When I saw Train Dreams at the Sundance Film Festival all the way back in January, I wondered if it would still look like one of the best movies of the year as we got to the end of 2025. If not, I thought, this was going to be a pretty great year for movies. Well, this has been a pretty great year for movies, and it’s still one of the very best.
The film stars Joel Edgerton, who’s as good here as he’s ever been. He plays Robert Grainier, a man living in the early 20th century in Washington state, who we first see helping to build the railroad before he moves on to being a logger, taking down the vast forest with his hands and a saw. We’re told his story in voiceover by a narrator and it makes us feel as if we’re being told a fable—well, maybe not a fable, maybe a more universal story? Or, an American story?

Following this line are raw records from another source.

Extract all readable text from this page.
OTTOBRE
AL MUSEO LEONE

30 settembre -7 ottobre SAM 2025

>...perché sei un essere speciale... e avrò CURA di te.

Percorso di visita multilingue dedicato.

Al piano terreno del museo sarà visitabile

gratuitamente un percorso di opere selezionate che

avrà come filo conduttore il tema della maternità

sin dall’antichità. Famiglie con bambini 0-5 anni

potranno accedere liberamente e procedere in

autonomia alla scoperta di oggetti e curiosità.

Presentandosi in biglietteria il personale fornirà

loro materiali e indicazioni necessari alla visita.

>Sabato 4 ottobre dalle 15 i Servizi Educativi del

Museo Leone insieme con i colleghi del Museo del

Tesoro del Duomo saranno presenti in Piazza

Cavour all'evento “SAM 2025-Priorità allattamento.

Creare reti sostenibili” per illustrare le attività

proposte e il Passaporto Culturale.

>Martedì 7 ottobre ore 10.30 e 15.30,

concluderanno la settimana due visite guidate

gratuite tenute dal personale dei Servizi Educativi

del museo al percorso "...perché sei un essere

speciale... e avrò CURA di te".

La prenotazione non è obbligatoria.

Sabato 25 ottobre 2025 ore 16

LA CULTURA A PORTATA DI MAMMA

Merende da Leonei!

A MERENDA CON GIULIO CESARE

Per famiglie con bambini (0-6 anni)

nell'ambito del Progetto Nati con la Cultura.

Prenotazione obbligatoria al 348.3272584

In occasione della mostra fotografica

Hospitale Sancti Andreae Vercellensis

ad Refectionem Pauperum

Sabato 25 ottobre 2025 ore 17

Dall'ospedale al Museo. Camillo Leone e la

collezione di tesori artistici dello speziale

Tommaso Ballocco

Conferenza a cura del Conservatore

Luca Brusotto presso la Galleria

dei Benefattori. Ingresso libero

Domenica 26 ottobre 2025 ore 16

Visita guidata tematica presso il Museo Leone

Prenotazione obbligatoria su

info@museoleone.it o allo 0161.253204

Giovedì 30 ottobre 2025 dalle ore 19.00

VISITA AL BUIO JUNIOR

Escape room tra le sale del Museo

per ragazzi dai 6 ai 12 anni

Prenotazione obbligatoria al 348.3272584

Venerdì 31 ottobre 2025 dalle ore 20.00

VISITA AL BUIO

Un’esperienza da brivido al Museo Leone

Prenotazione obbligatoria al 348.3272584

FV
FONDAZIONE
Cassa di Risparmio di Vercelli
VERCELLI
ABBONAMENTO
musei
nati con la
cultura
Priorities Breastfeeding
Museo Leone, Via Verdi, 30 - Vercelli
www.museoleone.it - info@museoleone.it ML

But it’s not the one we like to pretend exists, the one about bootstraps and such—it’s more a story of a smaller life, as Grainier works, loves, marries, suffers unspeakable loss, and simply tries to make his way in a world that is changing drastically around him. Much of the film makes us feel and recognize the passage of time and the enormous differences between one year and another, both within a single life, and all around it. A bridge Grainier builds gives way to a much more modern version decades later. A young man becomes old and sees through the eyes of the old men who were around him when he was young. Lives blink away. Lives continue on. And the men cut the forest, the forest that’s been there for thousands of years, and we know, from where we are in our current time, where this is all going and what all this change will mean. And throughout, Grainier lives, never quite feeling connected to his world, despite being in such an undeniably beautiful and rich place as the Washington forest. But, then, those trees will fight back, and he’s cutting them down, and maybe he can’t connect precisely because of this.
Director Clint Bentley isn’t shy about showing his influences, especially Terrence Malick and his artistic heirs, plus a little Kelly Reichardt and a lot of Andrew Dominik’s movie The Assassination of Jesse James by the Coward Robert Ford. But if you’re going to be obvious about your influences it makes sense to choose the greats. Train Dreams is an exceptional work of art, and I have only one single bad thing to say about it: At one point a character refers to Kansas, saying, “That state is a collection of savage lunatics.” And of course I deeply resent this.
Train Dreams is on Netflix November 21st.